Воспоминания не самые приятные. Тогда в лицее устроили рождественский бал, и Ульяна вежливо, но с долей манерного превосходства отказалась от предложения Ромашки пойти парой. Она заявилась на бал под руку с Антоном, в красивом дорогом платье, с прической от известного стилиста и ювелирными украшениями, предоставленными на вечер в качестве рекламной презентации. На следующий день, следуя анонимному вызову, полиция оцепила здание особняка Климовых, и в комоде Ульяны был найден пистолет с отпечатками Антона, а в школьной сумке самого Васильева – гильзы от патронов.

Подростки четырнадцати лет и хранение огнестрельного оружия с намеком на то, что оно было не раз использовано, шутка ли.

Ульяну отмазывали родители, а Антона, конечно же, мой отец. Он тогда молча и без единого нарекания задействовал связи в полиции, которыми так не любил пользоваться, вновь наносил визиты старым приятелям с девяностых, вновь щедро платил. К Ромашке след не подвел даже частных детективов, которых мама Антона наняла, чтобы разобраться в ситуации окончательно. Но мы все знали, чьих рук это было дело.

Хотя больше никогда не заговаривали об этом инциденте, знали.

Конечно, и я грешил необдуманной подростковой местью, потому мне не пришло бы в голову припоминать Ромашке о прошлом. Просто с тех пор я имел четкое представление о том, что этот человек рано или поздно добивается своего. А если не добивается, наглядно показывает собственное недовольство.

– Обычные люди в четырнадцать не подкладывают друзьям огнестрел, – напоминаю как бы между прочим, делая очередную затяжку. Антон достает какую-то тряпку и вытирает руки, широко улыбаясь в ответ:

– Так кто тебе сказал, что мы обычные люди?
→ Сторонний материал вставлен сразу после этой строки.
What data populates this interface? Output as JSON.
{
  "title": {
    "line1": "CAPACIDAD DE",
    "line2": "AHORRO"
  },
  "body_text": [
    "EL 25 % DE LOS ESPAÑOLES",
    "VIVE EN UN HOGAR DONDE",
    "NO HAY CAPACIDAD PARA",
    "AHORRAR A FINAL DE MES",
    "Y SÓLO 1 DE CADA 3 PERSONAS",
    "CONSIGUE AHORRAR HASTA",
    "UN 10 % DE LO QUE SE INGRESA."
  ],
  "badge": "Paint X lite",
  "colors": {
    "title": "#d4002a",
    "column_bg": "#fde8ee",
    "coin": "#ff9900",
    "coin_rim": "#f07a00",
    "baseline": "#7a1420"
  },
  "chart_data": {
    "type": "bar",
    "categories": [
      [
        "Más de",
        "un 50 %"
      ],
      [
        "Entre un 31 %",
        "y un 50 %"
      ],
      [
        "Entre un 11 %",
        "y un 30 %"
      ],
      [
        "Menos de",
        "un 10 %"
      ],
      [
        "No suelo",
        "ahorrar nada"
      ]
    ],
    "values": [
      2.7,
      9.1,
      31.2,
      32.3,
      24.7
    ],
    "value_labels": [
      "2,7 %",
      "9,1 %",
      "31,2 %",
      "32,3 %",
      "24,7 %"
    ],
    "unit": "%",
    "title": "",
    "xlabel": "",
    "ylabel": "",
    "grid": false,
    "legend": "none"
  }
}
Придурок. Лишь бы отшутиться.

Телефон вибрирует, и на дисплее появляется лаконичное «Никита». Не помню, как заносил его в контакты, но тут же беру трубку и с неоправданным, внезапно проскочившим в тон беспокойством спрашиваю:

– Случилось что-то?

Никита от такого напора даже теряется, так что несколько мгновений я слышу только шум на заднем фоне, характерный для школьных раздевалок.

– Ну, – тянет он со смешком, – наверное, случилось. Например, ты не пришел в школу.

Меня отпускает, и я позволяю себе облегченно выдохнуть. Антон поглядывает в мою сторону с едва скрываемым любопытством, и мне приходится в очередной раз напомнить себе, что голос Никиты – это всего лишь голос. И улыбаться вне всякой на то причины, слыша его, совершенно необязательно.

– Виктора с Ульяной забрали на какое-то мероприятие в «Аоне», – рассказывает Никита скучающим тоном. – Ну и Ромашку, естественно… Я слабо разбираюсь в связях богатых и влиятельных этого города, но что-то важное, судя по всему. Блин… ты с ними?

Очередная презентация от Романова-старшего, который сидеть спокойно не может в предвкушении долгожданного раскола.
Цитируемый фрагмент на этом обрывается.